I have several people in my life who also have ongoing finance issues. For example, my brother likes to buy big ticket items- 42" tvs, $5,000 laptops etc. (on store payment plans), even though he has student loan debt and cannot afford to run a car or buy a condo because he lives paycheque to paycheque.
Another friend usually does not spend much because she can't, she doesn't make enough. Crippled with student loans and credit card debt, she often is without money. There are reasons for this, and she is looking for new opportunities to change this. However, nothing has yet changed and she emailed me this morning saying she had bought a laptop. I don't know how, but yikes that seems scary.
These people got me thinking this morning.

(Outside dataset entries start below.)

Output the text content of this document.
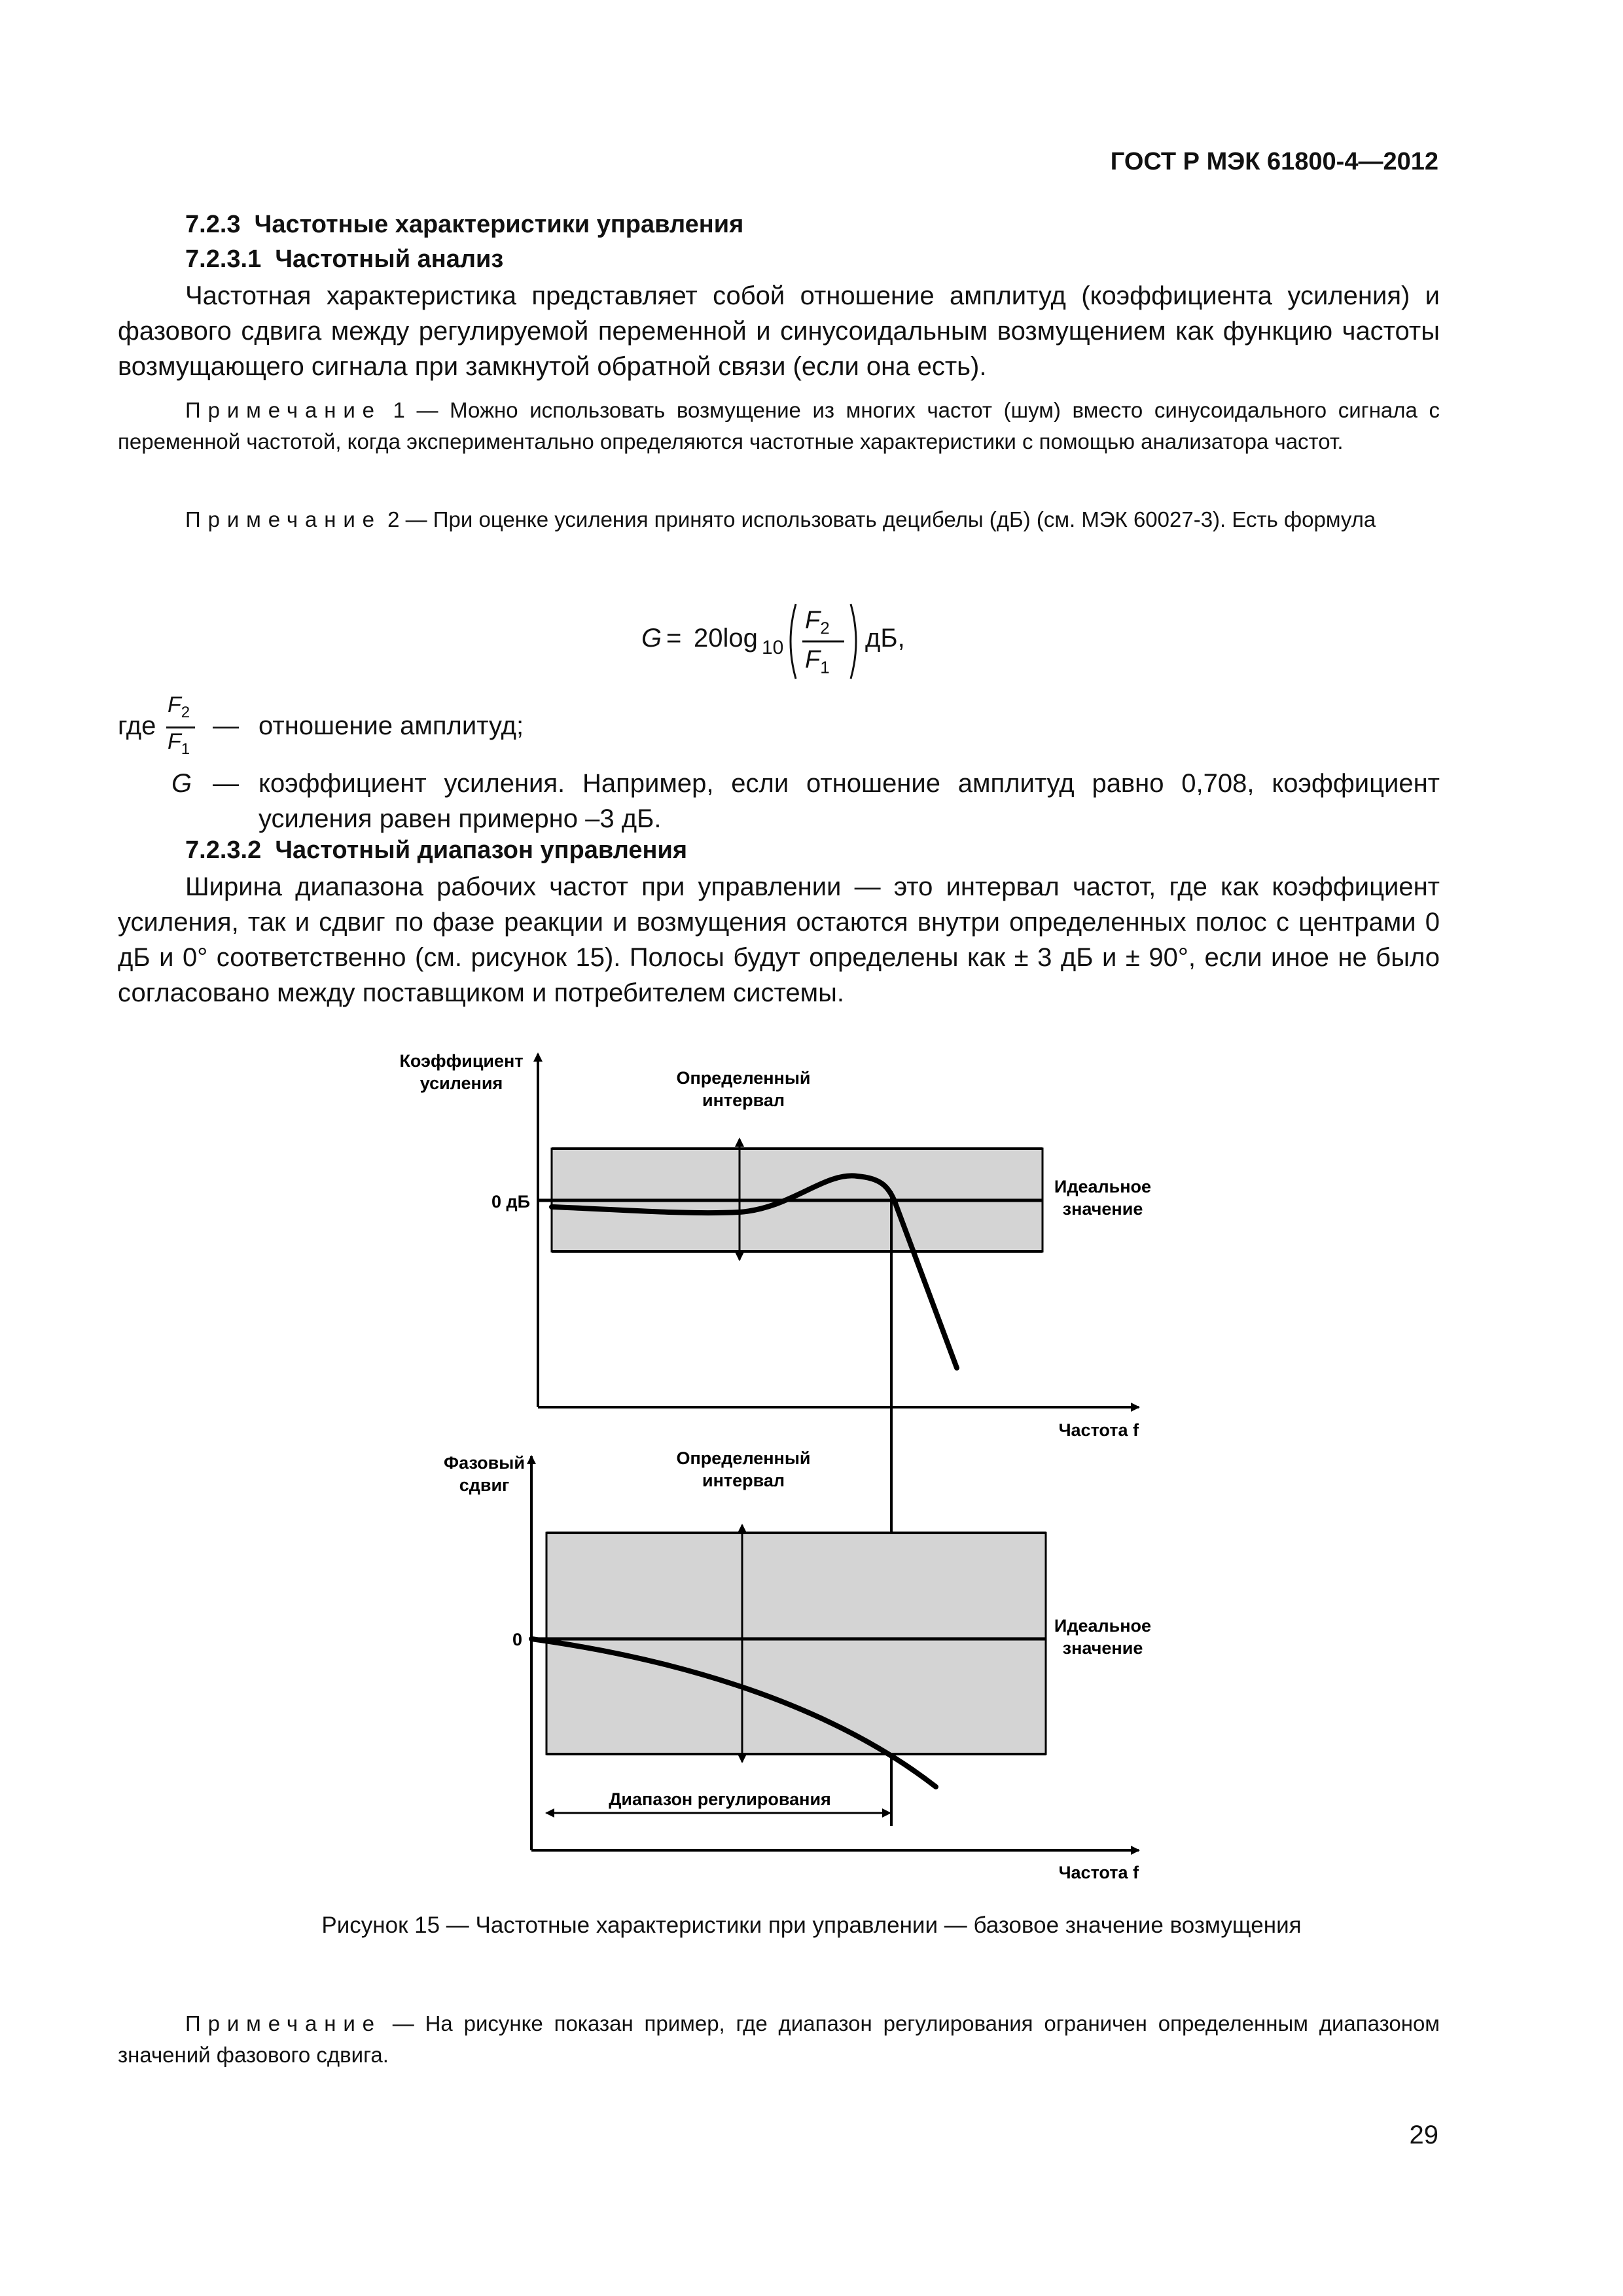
ГОСТ Р МЭК 61800-4—2012
7.2.3 Частотные характеристики управления
7.2.3.1 Частотный анализ

Частотная характеристика представляет собой отношение амплитуд (коэффициента усиления) и фазового сдвига между регулируемой переменной и синусоидальным возмущением как функцию частоты возмущающего сигнала при замкнутой обратной связи (если она есть).

Примечание 1 — Можно использовать возмущение из многих частот (шум) вместо синусоидального сигнала с переменной частотой, когда экспериментально определяются частотные характеристики с помощью анализатора частот.

Примечание 2 — При оценке усиления принято использовать децибелы (дБ) (см. МЭК 60027-3). Есть формула

G = 20log 10
$F_2$
$F_1$
дБ,
где
$F_2$
$F_1$
— отношение амплитуд;
G — коэффициент усиления. Например, если отношение амплитуд равно 0,708, коэффициент усиления равен примерно –3 дБ.
7.2.3.2 Частотный диапазон управления

Ширина диапазона рабочих частот при управлении — это интервал частот, где как коэффициент усиления, так и сдвиг по фазе реакции и возмущения остаются внутри определенных полос с центрами 0 дБ и 0° соответственно (см. рисунок 15). Полосы будут определены как ± 3 дБ и ± 90°, если иное не было согласовано между поставщиком и потребителем системы.

Коэффициент
усиления	Определенный
интервал
Идеальное
значение
0 дБ
Частота f
Фазовый
сдвиг
Определенный
интервал
Идеальное
значение
0
Диапазон регулирования
Частота f
Рисунок 15 — Частотные характеристики при управлении — базовое значение возмущения

Примечание — На рисунке показан пример, где диапазон регулирования ограничен определенным диапазоном значений фазового сдвига.

29
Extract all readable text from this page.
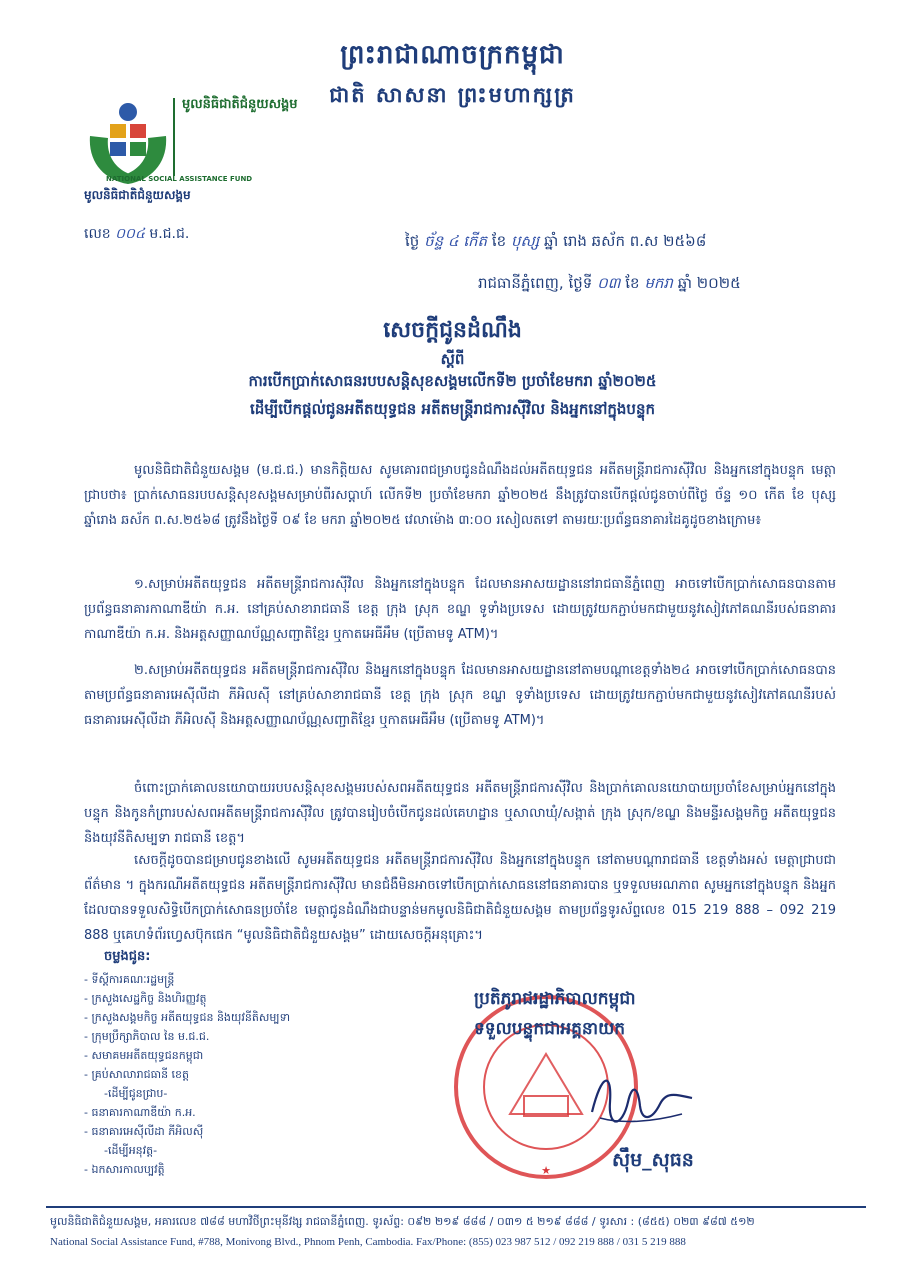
ព្រះរាជាណាចក្រកម្ពុជា
ជាតិ សាសនា ព្រះមហាក្សត្រ
មូលនិធិជាតិជំនួយសង្គម
NATIONAL SOCIAL ASSISTANCE FUND
មូលនិធិជាតិជំនួយសង្គម
លេខ ០០៤ ម.ជ.ជ.	ថ្ងៃ ច័ន្ទ ៤ កើត ខែ បុស្ស ឆ្នាំ រោង ឆស័ក ព.ស ២៥៦៨
រាជធានីភ្នំពេញ, ថ្ងៃទី ០៣ ខែ មករា ឆ្នាំ ២០២៥
សេចក្ដីជូនដំណឹង
ស្ដីពី
ការបើកប្រាក់សោធនរបបសន្តិសុខសង្គមលើកទី២ ប្រចាំខែមករា ឆ្នាំ២០២៥
ដើម្បីបើកផ្ដល់ជូនអតីតយុទ្ធជន អតីតមន្ត្រីរាជការស៊ីវិល និងអ្នកនៅក្នុងបន្ទុក
មូលនិធិជាតិជំនួយសង្គម (ម.ជ.ជ.) មានកិត្តិយស សូមគោរពជម្រាបជូនដំណឹងដល់អតីតយុទ្ធជន អតីតមន្ត្រីរាជការស៊ីវិល និងអ្នកនៅក្នុងបន្ទុក មេត្តាជ្រាបថា៖ ប្រាក់សោធនរបបសន្តិសុខសង្គមសម្រាប់ពីរសប្តាហ៍ លើកទី២ ប្រចាំខែមករា ឆ្នាំ២០២៥ នឹងត្រូវបានបើកផ្ដល់ជូនចាប់ពីថ្ងៃ ច័ន្ទ ១០ កើត ខែ បុស្ស ឆ្នាំរោង ឆស័ក ព.ស.២៥៦៨ ត្រូវនឹងថ្ងៃទី ០៩ ខែ មករា ឆ្នាំ២០២៥ វេលាម៉ោង ៣:០០ រសៀលតទៅ តាមរយៈប្រព័ន្ធធនាគារដៃគូដូចខាងក្រោម៖
១.សម្រាប់អតីតយុទ្ធជន អតីតមន្ត្រីរាជការស៊ីវិល និងអ្នកនៅក្នុងបន្ទុក ដែលមានអាសយដ្ឋាននៅរាជធានីភ្នំពេញ អាចទៅបើកប្រាក់សោធនបានតាមប្រព័ន្ធធនាគារកាណាឌីយ៉ា ក.អ. នៅគ្រប់សាខារាជធានី ខេត្ត ក្រុង ស្រុក ខណ្ឌ ទូទាំងប្រទេស ដោយត្រូវយកភ្ជាប់មកជាមួយនូវសៀវភៅគណនីរបស់ធនាគារកាណាឌីយ៉ា ក.អ. និងអត្តសញ្ញាណប័ណ្ណសញ្ជាតិខ្មែរ ឬកាតអេធីអឹម (ប្រើតាមទូ ATM)។
២.សម្រាប់អតីតយុទ្ធជន អតីតមន្ត្រីរាជការស៊ីវិល និងអ្នកនៅក្នុងបន្ទុក ដែលមានអាសយដ្ឋាននៅតាមបណ្ដាខេត្តទាំង២៤ អាចទៅបើកប្រាក់សោធនបានតាមប្រព័ន្ធធនាគារអេស៊ីលីដា ភីអិលស៊ី នៅគ្រប់សាខារាជធានី ខេត្ត ក្រុង ស្រុក ខណ្ឌ ទូទាំងប្រទេស ដោយត្រូវយកភ្ជាប់មកជាមួយនូវសៀវភៅគណនីរបស់ធនាគារអេស៊ីលីដា ភីអិលស៊ី និងអត្តសញ្ញាណប័ណ្ណសញ្ជាតិខ្មែរ ឬកាតអេធីអឹម (ប្រើតាមទូ ATM)។
ចំពោះប្រាក់គោលនយោបាយរបបសន្តិសុខសង្គមរបស់សពអតីតយុទ្ធជន អតីតមន្ត្រីរាជការស៊ីវិល និងប្រាក់គោលនយោបាយប្រចាំខែសម្រាប់អ្នកនៅក្នុងបន្ទុក និងកូនកំព្រារបស់សពអតីតមន្ត្រីរាជការស៊ីវិល ត្រូវបានរៀបចំបើកជូនដល់គេហដ្ឋាន ឬសាលាឃុំ/សង្កាត់ ក្រុង ស្រុក/ខណ្ឌ និងមន្ទីរសង្គមកិច្ច អតីតយុទ្ធជន និងយុវនីតិសម្បទា រាជធានី ខេត្ត។
សេចក្ដីដូចបានជម្រាបជូនខាងលើ សូមអតីតយុទ្ធជន អតីតមន្ត្រីរាជការស៊ីវិល និងអ្នកនៅក្នុងបន្ទុក នៅតាមបណ្ដារាជធានី ខេត្តទាំងអស់ មេត្តាជ្រាបជាព័ត៌មាន ។ ក្នុងករណីអតីតយុទ្ធជន អតីតមន្ត្រីរាជការស៊ីវិល មានជំងឺមិនអាចទៅបើកប្រាក់សោធននៅធនាគារបាន ឬទទួលមរណភាព សូមអ្នកនៅក្នុងបន្ទុក និងអ្នកដែលបានទទួលសិទ្ធិបើកប្រាក់សោធនប្រចាំខែ មេត្តាជូនដំណឹងជាបន្ទាន់មកមូលនិធិជាតិជំនួយសង្គម តាមប្រព័ន្ធទូរស័ព្ទលេខ 015 219 888 – 092 219 888 ឬគេហទំព័រហ្វេសប៊ុកផេក “មូលនិធិជាតិជំនួយសង្គម” ដោយសេចក្ដីអនុគ្រោះ។
ចម្លងជូន:
- ទីស្ដីការគណៈរដ្ឋមន្ត្រី
- ក្រសួងសេដ្ឋកិច្ច និងហិរញ្ញវត្ថុ
- ក្រសួងសង្គមកិច្ច អតីតយុទ្ធជន និងយុវនីតិសម្បទា
- ក្រុមប្រឹក្សាភិបាល នៃ ម.ជ.ជ.
- សមាគមអតីតយុទ្ធជនកម្ពុជា
- គ្រប់សាលារាជធានី ខេត្ត
-ដើម្បីជូនជ្រាប-
- ធនាគារកាណាឌីយ៉ា ក.អ.
- ធនាគារអេស៊ីលីដា ភីអិលស៊ី
-ដើម្បីអនុវត្ត-
- ឯកសារកាលប្បវត្តិ	★
ប្រតិភូរាជរដ្ឋាភិបាលកម្ពុជា
ទទួលបន្ទុកជាអគ្គនាយក
ស៊ឹម_សុធន
មូលនិធិជាតិជំនួយសង្គម, អគារលេខ ៧៨៨ មហាវិថីព្រះមុនីវង្ស រាជធានីភ្នំពេញ. ទូរស័ព្ទ: ០៩២ ២១៩ ៨៨៨ / ០៣១ ៥ ២១៩ ៨៨៨ / ទូរសារ : (៨៥៥) ០២៣ ៩៨៧ ៥១២
National Social Assistance Fund, #788, Monivong Blvd., Phnom Penh, Cambodia. Fax/Phone: (855) 023 987 512 / 092 219 888 / 031 5 219 888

Until a few months ago when I started to see the light at the end of the tunnel, I realized that when I look at our bank accounts I would always see the following as "available" money: student line of credit, credit cards, and overdraft. The bank makes it so easy to have this mindset. When I am on the online banking, the balances show "available" and "actual" balances. This makes it easy to ignore the zero balances, or negative balances as log as there is an available balance, even if it is all borrowed money.
But what happens when the available balance is zero? That is when bills go unpaid and creditors start calling. I am so scared we will slip back in to this state, make a wrong move. It is easy to judge others, but we weren't there long ago. Blogging helps, so I will keep that up!
Blogging definately helps. It has re invigorated my efforts.
Good luck:)
On the other hand, we're not children. Asking financial institutions to hide credit from us because we can't control ourselves seems a little extreme (that's like trying to get McDonald's to shut down because we can't stand the temptation of walking past it without getting a Big Mac).